Before that moment I could never have imagined such grime, such stench, such chaos. It took a moment for my eyes to adjust to the darkness of the small room with its low ceiling, for no candles were burning and the fire had long since gone cold. Clutching an old wooden chair next to the sole table was a little girl, wearing a torn shirt and nothing below. Obviously something was quite wrong with her, for waste of a very nasty sort was dripping between her legs. The screaming began anew just then, not from this child but another, an infant, lying in some kind of cradle. My mother hurried over to the child, a boy of but a few months, who was likewise covered with his own waste.
Gasping, I breathed in, fully catching the stench. Feeling my breakfast start to rise, I grabbed my own stomach. I was just beginning to wonder whose children these were and what kind of mother could have left them so despondent, when I heard a moan and sensed a person stir against the far wall. It was then that something bloated and red began to reach out from a pile of rags. An arm covered with boils, I realized. Then came a shoulder, all scarlet and glistening with sweat. Finally a face, blotchy red and also spotted with boils. It was a woman, her hair stringy and greasy, her teeth all but gone, her face hideous and swollen. She looked like the ugliest witch from the fairy stories of my youth.

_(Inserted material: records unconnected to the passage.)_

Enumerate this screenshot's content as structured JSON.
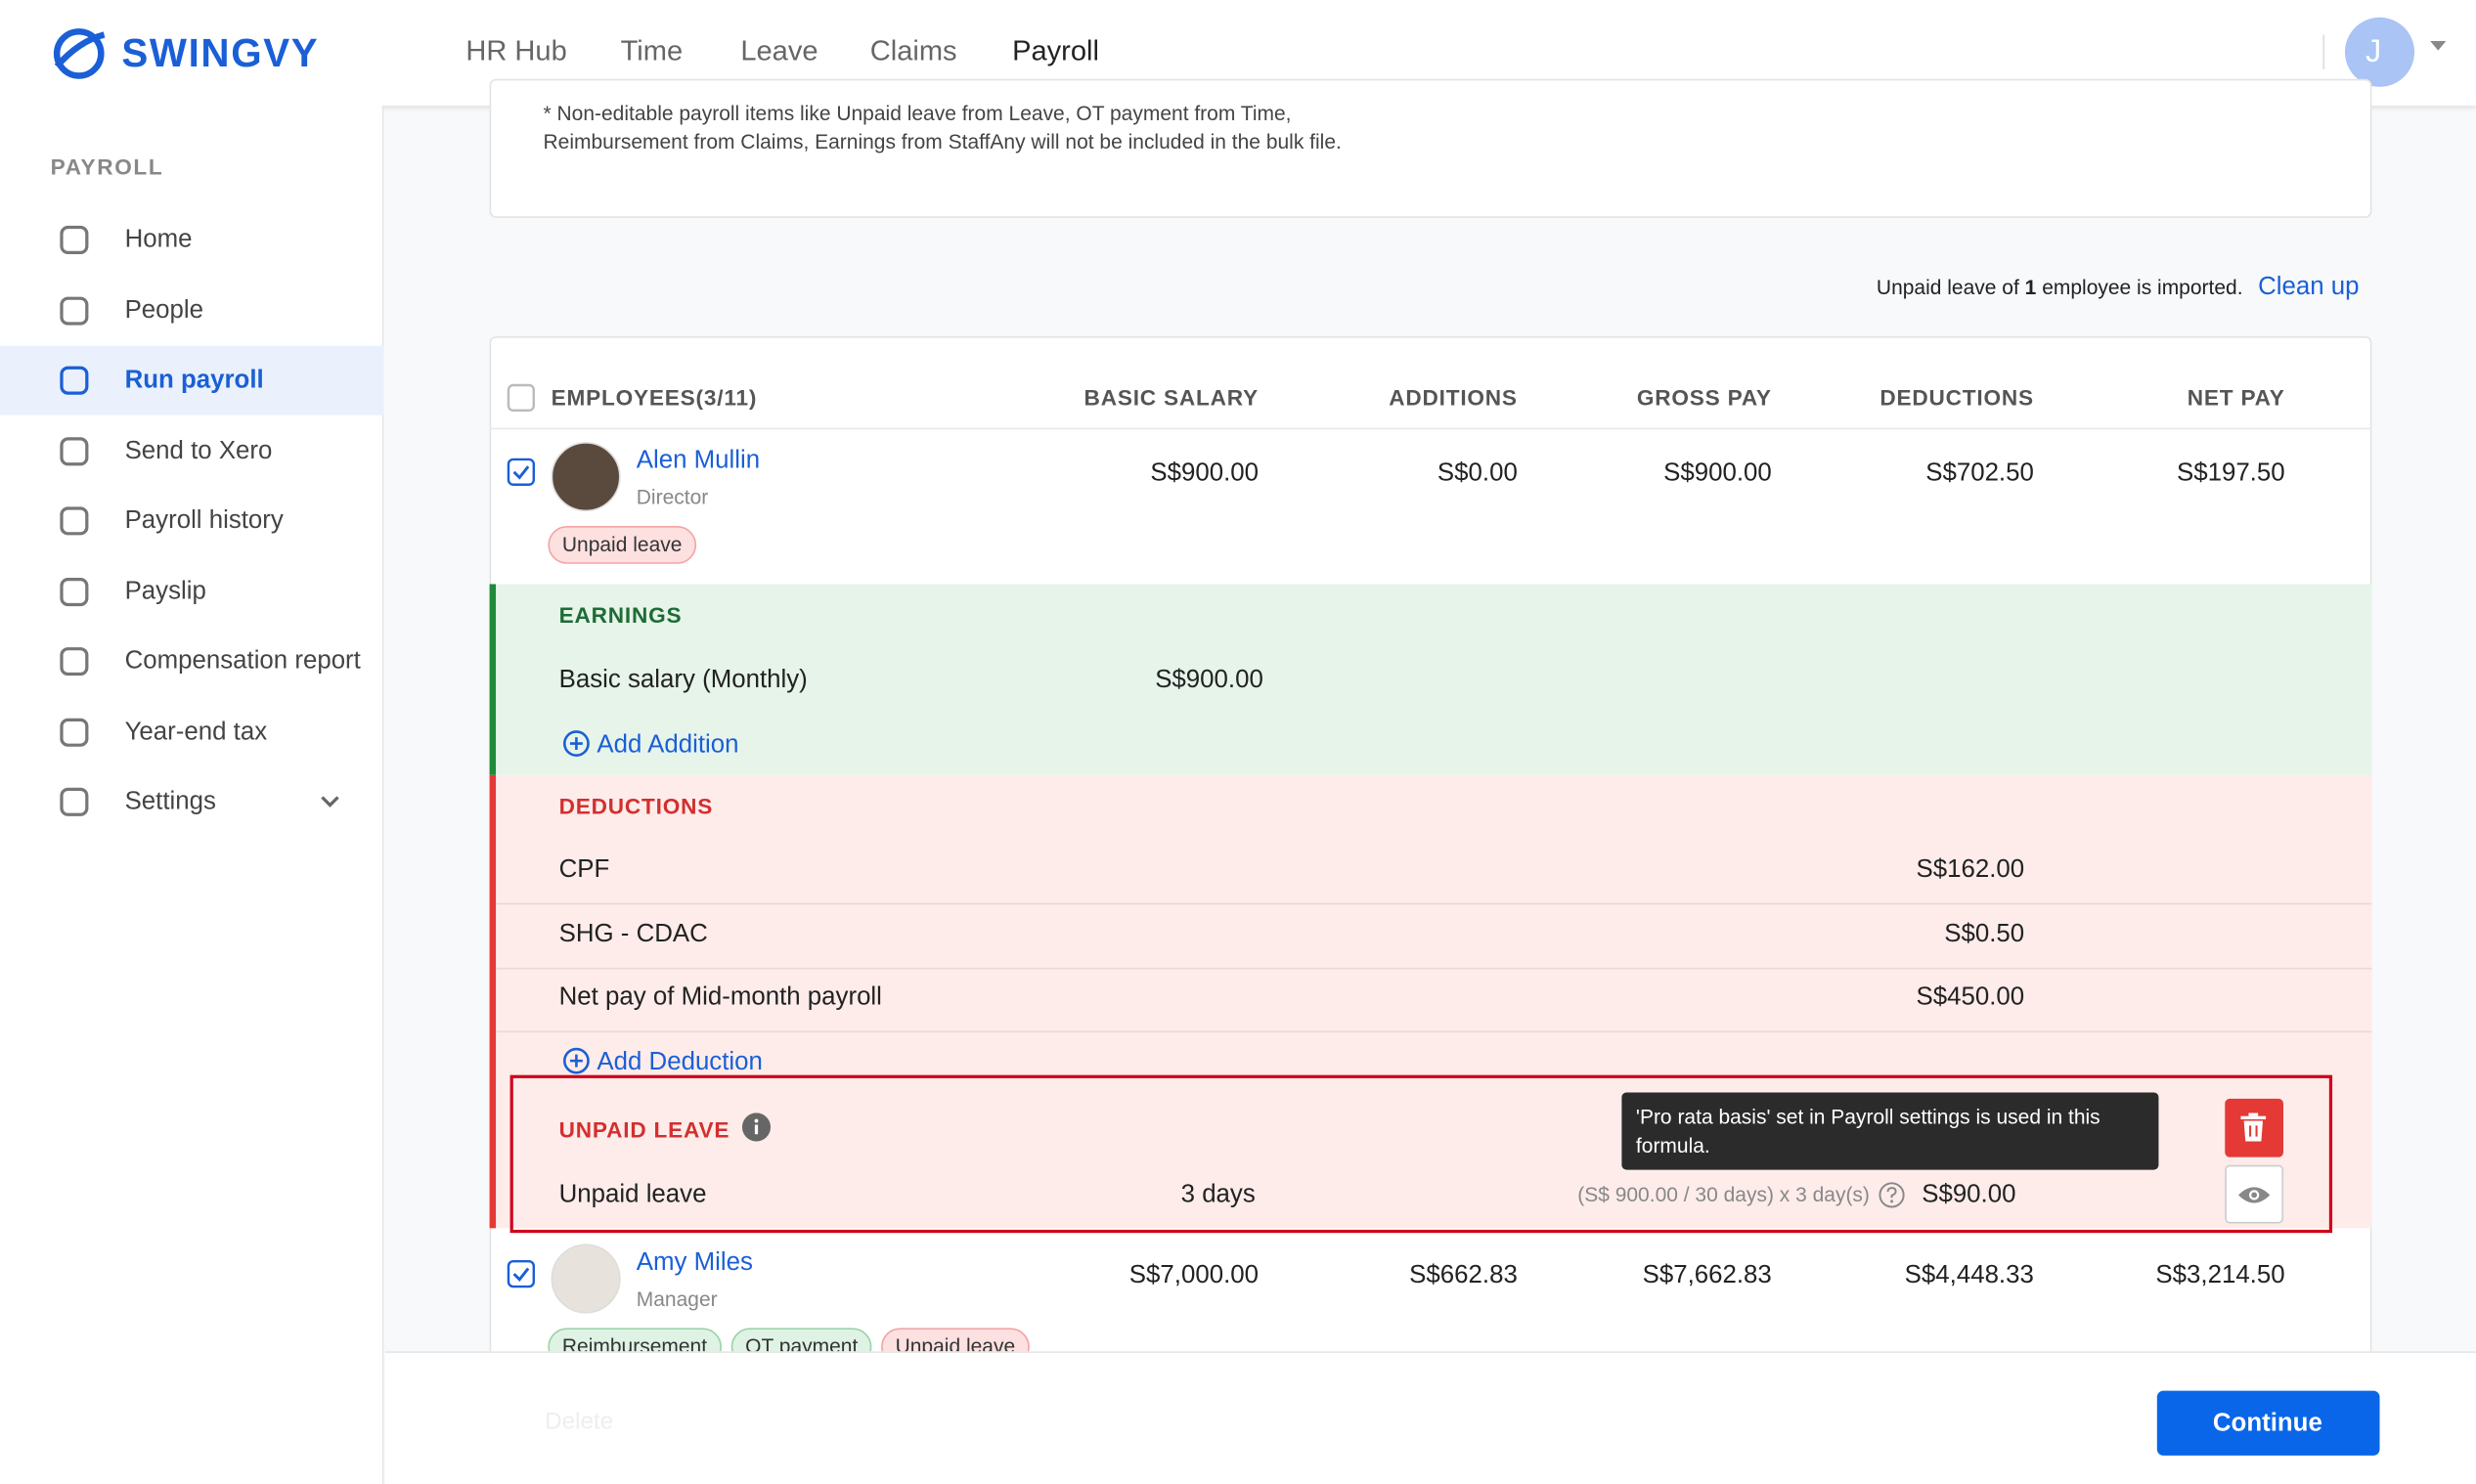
{
  "brand": "SWINGVY",
  "top_nav": [
    "HR Hub",
    "Time",
    "Leave",
    "Claims",
    "Payroll"
  ],
  "avatar": "J",
  "sidebar": {
    "section": "PAYROLL",
    "items": [
      "Home",
      "People",
      "Run payroll",
      "Send to Xero",
      "Payroll history",
      "Payslip",
      "Compensation report",
      "Year-end tax",
      "Settings"
    ],
    "active": 2
  },
  "note": [
    "* Non-editable payroll items like Unpaid leave from Leave, OT payment from Time,",
    "Reimbursement from Claims, Earnings from StaffAny will not be included in the bulk file."
  ],
  "import_notice": {
    "before": "Unpaid leave of",
    "count": "1",
    "after": "employee is imported.",
    "link": "Clean up"
  },
  "table": {
    "headers": [
      "EMPLOYEES(3/11)",
      "BASIC SALARY",
      "ADDITIONS",
      "GROSS PAY",
      "DEDUCTIONS",
      "NET PAY"
    ],
    "employees": [
      {
        "name": "Alen Mullin",
        "role": "Director",
        "tags": [
          "Unpaid leave"
        ],
        "values": [
          "S$900.00",
          "S$0.00",
          "S$900.00",
          "S$702.50",
          "S$197.50"
        ]
      },
      {
        "name": "Amy Miles",
        "role": "Manager",
        "tags": [
          "Reimbursement",
          "OT payment",
          "Unpaid leave"
        ],
        "values": [
          "S$7,000.00",
          "S$662.83",
          "S$7,662.83",
          "S$4,448.33",
          "S$3,214.50"
        ]
      }
    ]
  },
  "earnings": {
    "title": "EARNINGS",
    "rows": [
      {
        "label": "Basic salary (Monthly)",
        "value": "S$900.00"
      }
    ],
    "add": "Add Addition"
  },
  "deductions": {
    "title": "DEDUCTIONS",
    "rows": [
      {
        "label": "CPF",
        "value": "S$162.00"
      },
      {
        "label": "SHG - CDAC",
        "value": "S$0.50"
      },
      {
        "label": "Net pay of Mid-month payroll",
        "value": "S$450.00"
      }
    ],
    "add": "Add Deduction"
  },
  "unpaid_leave": {
    "title": "UNPAID LEAVE",
    "label": "Unpaid leave",
    "days": "3 days",
    "formula": "(S$ 900.00 / 30 days) x 3 day(s)",
    "amount": "S$90.00",
    "tooltip": "'Pro rata basis' set in Payroll settings is used in this formula."
  },
  "footer": {
    "delete": "Delete",
    "continue": "Continue"
  }
}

I stepped back and was about to run screaming.
Suddenly my mother took me gently by the hand and in English softly but firmly said, “Ella, my dear, you must learn to treat the sick and needy without hesitation or fear, for that is the true Christian way.”
I gazed into my mother’s small dark eyes and saw a ferocious caring and determination to help others. And so, taking courage from her and following her good Christian example, the two of us set to work. I was more than hesitant as I first occupied myself with kindling fire and boiling water. Soon my task was to clean the waste from the children and bathe them, which was by no means pleasant. Next my mother fed the little ones, which quieted them greatly, and then she made tea, and I watched with admiration as she fed this to the ill woman. Though this seemed to coax the woman out of her delirium, my mother was still concerned, and she sent a neighbor to fetch a doctor.
“But… but I haven’t a florin to my name!” gasped the woman, her face so blotchy.
“You needn’t worry about money, that will be taken care of,” my mother said sternly. “Your only business is to get better.”
“And… and who are you? Why have you come to me?”
“We’ve come because our help was needed.”
“But who-”
“Sh… just rest,” soothed my mother without identifying herself.
By the time we left hours later, the doctor had come and gone and it seemed relatively normal in that little cottage, for we had scrubbed children and floors and all. Indeed, the little ones were fed and asleep, and the woman, whose husband had recently died in a mining accident, was resting comfortably.
As we stepped out onto the little street, my mother leaned over and kissed me on the top of my head, saying, “You did very nicely, sweetheart.”
I took her hand in both of mine and kissed it, and then we proceeded back, chattering mostly in English, some in German, as was our custom. We returned completely unrecognized as mother and daughter of the ruling family until we were within steps of the Neues Palais, our dear home that Mama had decorated in such a very cheerful English manner, chintzes and all.